I have visited the Tingalpa Pioneers Chapel and Cemetary before. I did have contact some years ago with some of the members of the group that, as volunteers keep the property in good nick.
The history is fascinating. I am one that will walk around a cemetery and read the headstones and ponder the challenging lives our early pioneers endured. It is hard to see so many children, often in the one family who have died when there were extremely young.
One story that I found very interesting was the plaque on Richard Thomas Jefferies’ grave site.
When I checked on the Internet I found more information about this man, who is, according to the plaque “the father of music in Brisbane”. You can find the following information and more at the Australian Dictionary of Biography here.
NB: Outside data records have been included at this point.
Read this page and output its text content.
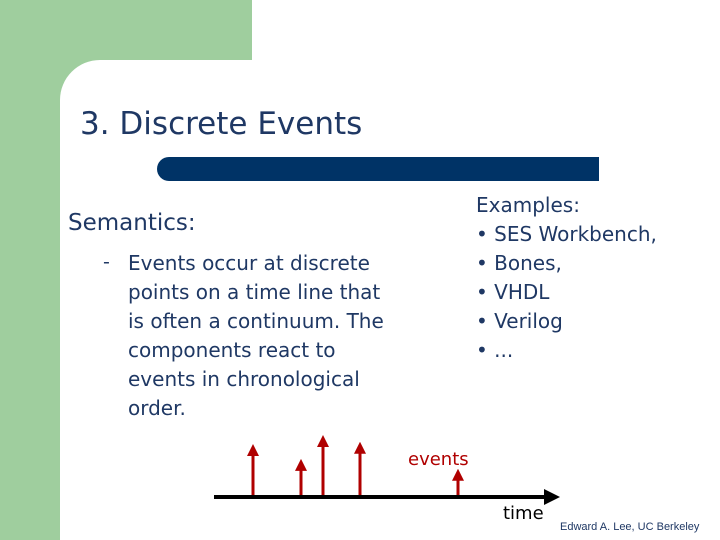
3. Discrete Events
Semantics:
- Events occur at discrete
points on a time line that
is often a continuum. The
components react to
events in chronological
order.
Examples:
• SES Workbench,
• Bones,
• VHDL
• Verilog
• ...
events
time
Edward A. Lee, UC Berkeley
“Richard Thomas Jefferies (1841-1920), musician, was born on 2 November 1841 at Hoxton, Middlesex, England, son of Alfred Thomas Jefferies, embosser, and his wife Anne, née Walters. Seven years a chorister at Lincoln’s Inn Chapel under Alfred Novello, he was educated at the school conducted jointly by the chapel and the choir of the Temple Church. He later studied violin at the Royal Academy of Music with William Watson and, while still very young, became choirmaster at the Alhambra Music Hall. A violinist in leading London orchestras, he formed and conducted the Saturday Orchestral Union about 1870. Concerts conducted by him at the Queen’s Concert Rooms, Hanover Square, and the Music Hall in Store Street received favourable reviews.”
There’s more information here at Trove.
When I was there today, the church was not open – in fact I was the only human on the property. It was closed but I was able to open the gate and go in to take the photos.
The chapel is available for weddings. Check here for information.
More interesting history – and it is all around us, if only we look, read and explore.